Recherche en Bibliothèque
Charlotte et Nadia passèrent plusieurs heures plongées dans les archives poussiéreuses et les livres anciens. Après des recherches méticuleuses, elles tombèrent sur un exemplaire jauni du Providence Journal, daté du 5 juin 1925. L'article, intitulé "Les Souvenirs Cachés de l'Esclavage à Providence," détaillait des récits historiques peu connus sur l'esclavage à Providence, mentionnant des tunnels secrets utilisés pour le commerce des esclaves et des lieux de réunions clandestines. Des témoignages évoquaient également des rituels occultes pratiqués par des groupes dissidents, ajoutant une couche de mystère et de sombre héritage à l'histoire de la ville.
Poursuivant leurs recherches, elles découvrirent également un extrait de la thèse de M. Jonathan Weathers, Professeur d'Histoire à l'Université Brown, intitulée "Cimetières Anciens de Providence : Reflets d'un Passé Oublié." La thèse explorait les cimetières historiques de Providence, révélant des informations surprenantes sur les rituels funéraires et les croyances occultes des premiers habitants de la ville. Les cimetières, loin d'être de simples lieux de repos, semblaient être des lieux troublés, marqués par des légendes et des histoires de revenants.
Avec ces découvertes, les jeunes femmes commencèrent à entrevoir les liens sombres et complexes entre l'histoire de Providence, les tunnels cachés, et les rituels occultes qui continuaient de hanter la ville. Leur quête pour comprendre ces phénomènes étranges les menait de plus en plus profondément dans les ténèbres de l'histoire et des légendes de Providence, une ville où les secrets du passé ne restent jamais enfouis bien longtemps.
Pendant ce temps, Frère O'Malley, déterminé à percer lui-aussi les mystères entourant la ville, se rendit à l'Église Saint-Michel située au 251 Oxford Street.
Plongé dans les archives anciennes de son ordre, Frère O'Malley mit la main sur deux documents d'une importance capitale. Le premier était le journal du Lieutenant James Harrington du C.S.S. Providence, datant de 1863. Ce document terrifiant relatait une brume surnaturelle qui enveloppa la baie de Providence, accompagnée d'attaques par des créatures marines mi-humaines, mi-reptiliennes. Ces créatures étaient liées au culte du Grand Ancien Dagon, une divinité marine terrifiante vénérée par les tribus autochtones.
Le second document découvert par Frère O'Malley était le compte rendu du Père Jonathan Harrington, missionnaire à Providence en 1790. Ce compte rendu évoquait des rituels mystérieux et des légendes locales impliquant des divinités serpentines, notamment Yig, vénéré par les indiens Narragansett de la région.
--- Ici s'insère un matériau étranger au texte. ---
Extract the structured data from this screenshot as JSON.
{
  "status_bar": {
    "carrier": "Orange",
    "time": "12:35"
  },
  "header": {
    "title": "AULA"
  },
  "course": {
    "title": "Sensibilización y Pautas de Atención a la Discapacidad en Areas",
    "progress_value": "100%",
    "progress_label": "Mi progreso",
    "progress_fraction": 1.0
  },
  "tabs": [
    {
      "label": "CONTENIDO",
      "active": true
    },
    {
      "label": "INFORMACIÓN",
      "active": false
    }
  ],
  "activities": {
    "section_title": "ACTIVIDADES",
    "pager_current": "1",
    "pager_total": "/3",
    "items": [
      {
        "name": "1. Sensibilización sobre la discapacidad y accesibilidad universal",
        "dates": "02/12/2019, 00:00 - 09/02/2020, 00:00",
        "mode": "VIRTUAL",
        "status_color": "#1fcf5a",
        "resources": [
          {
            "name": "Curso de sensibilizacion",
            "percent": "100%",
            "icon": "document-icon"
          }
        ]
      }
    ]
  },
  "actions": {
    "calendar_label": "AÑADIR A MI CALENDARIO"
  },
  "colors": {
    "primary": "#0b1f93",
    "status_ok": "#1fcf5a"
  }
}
Les récits faisaient mention de symboles ésotériques et de pratiques occultes dans les tunnels souterrains de Providence, suggérant une connexion profonde entre les événements historiques et les mystères du Mythe qui hantaient encore la région.
Frère O'Malley sentit un frisson le parcourir. Un de ces mauvais pressentiments qui n'annonçait rien de bon.
Providence Athenaeum
La veuve MacShane et Olivia se rendirent au Providence Athenaeum, une bibliothèque d'abonnement indépendante située dans le charmant quartier de College Hill. Dès leur entrée, elles constatèrent que, bien que le bâtiment fût ouvert au public, seuls les membres pouvaient consulter les ouvrages de la collection.
Elles furent accueillies par un majordome condescendant, un homme au port hautain et à la moustache impeccablement taillée, qui leur lança un regard désapprobateur, typique de ceux qui, en 1925, sous-estimaient le prétendu "sexe faible". Le majordome, visiblement peu impressionné, commença à leur expliquer les règles d'un ton paternaliste, comme s'il s'adressait à des enfants.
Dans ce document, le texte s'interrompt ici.